En route vers nulle part, j’avais besoin de m’évader, de redécouvrir des paysages anonymes. J’ai roulé jusqu’à l’épuisement, dès que je m’arrêtais, il me fallait repartir. Aucuns lieux ne m’apaisaient, bien au contraire. Mon passé devenait mon avenir, cette réalité me paniquait. Je ne voulais surtout pas revivre ce qui m’avait conduit à en être là, aujourd’hui. J’allais souffrir, et peut-être devoir payer la somme de toutes mes erreurs. Je ne m’y étais pas préparé, je n’en voulais pas.
Il leva sur moi un regard chargé de compassion. J’eus la désagréable impression qu’il inspectait mon âme, je me sentais rougir comme un écolier pris en flagrant délit de triche. Seul, le balancier de la vieille comtoise nous raccrochait à la réalité. Le temps n’avait subitement plus aucune importance. Je me sentais apaisé, presque en paix avec moi-même.

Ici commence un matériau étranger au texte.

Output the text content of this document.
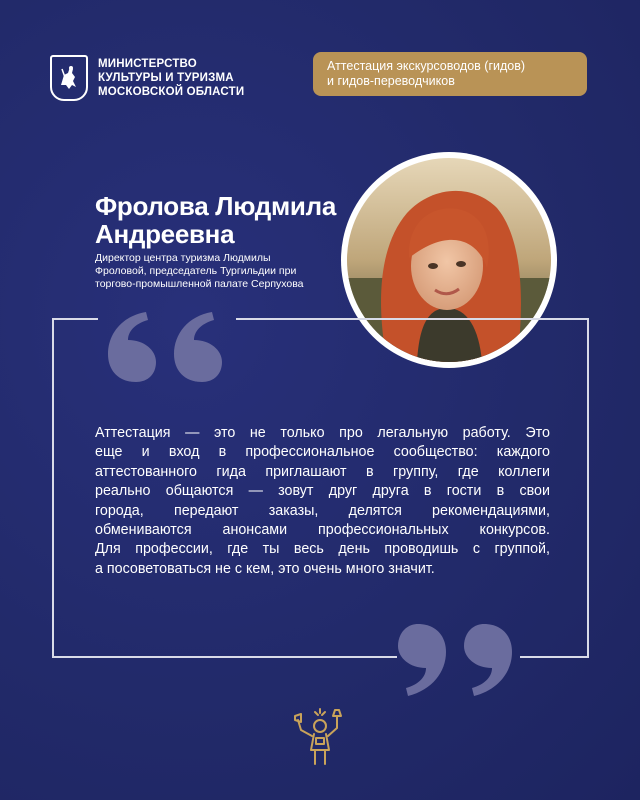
МИНИСТЕРСТВО
КУЛЬТУРЫ И ТУРИЗМА
МОСКОВСКОЙ ОБЛАСТИ
Аттестация экскурсоводов (гидов)
и гидов-переводчиков
Фролова Людмила
Андреевна
Директор центра туризма Людмилы
Фроловой, председатель Тургильдии при
торгово-промышленной палате Серпухова
Аттестация — это не только про легальную работу. Это
еще и вход в профессиональное сообщество: каждого
аттестованного гида приглашают в группу, где коллеги
реально общаются — зовут друг друга в гости в свои
города, передают заказы, делятся рекомендациями,
обмениваются анонсами профессиональных конкурсов.
Для профессии, где ты весь день проводишь с группой,
а посоветоваться не с кем, это очень много значит.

« Après les semailles viennent les récoltes » Avais-je lu dans un ouvrage pieu. J’avais annoté cette phrase d’un simple point d’interrogation. Quelles pouvaient-être ces graines sinon un espoir, ou un noble désir ?
Moi, j’avais planté de l’amour et je voulais en goûter le fruit.
Qu’importe s’il y a des riches et des pauvres car rien n’appartient vraiment à personne. Rien de ce qui est matériel n’est éternel. Au jour dernier, ton âme s’élèvera pour rejoindre une communauté d’âmes. Tu seras l’autre et l’autre sera toi.
L’oubli n’est pas une réponse, l’oubli est la solution des faibles d’esprit.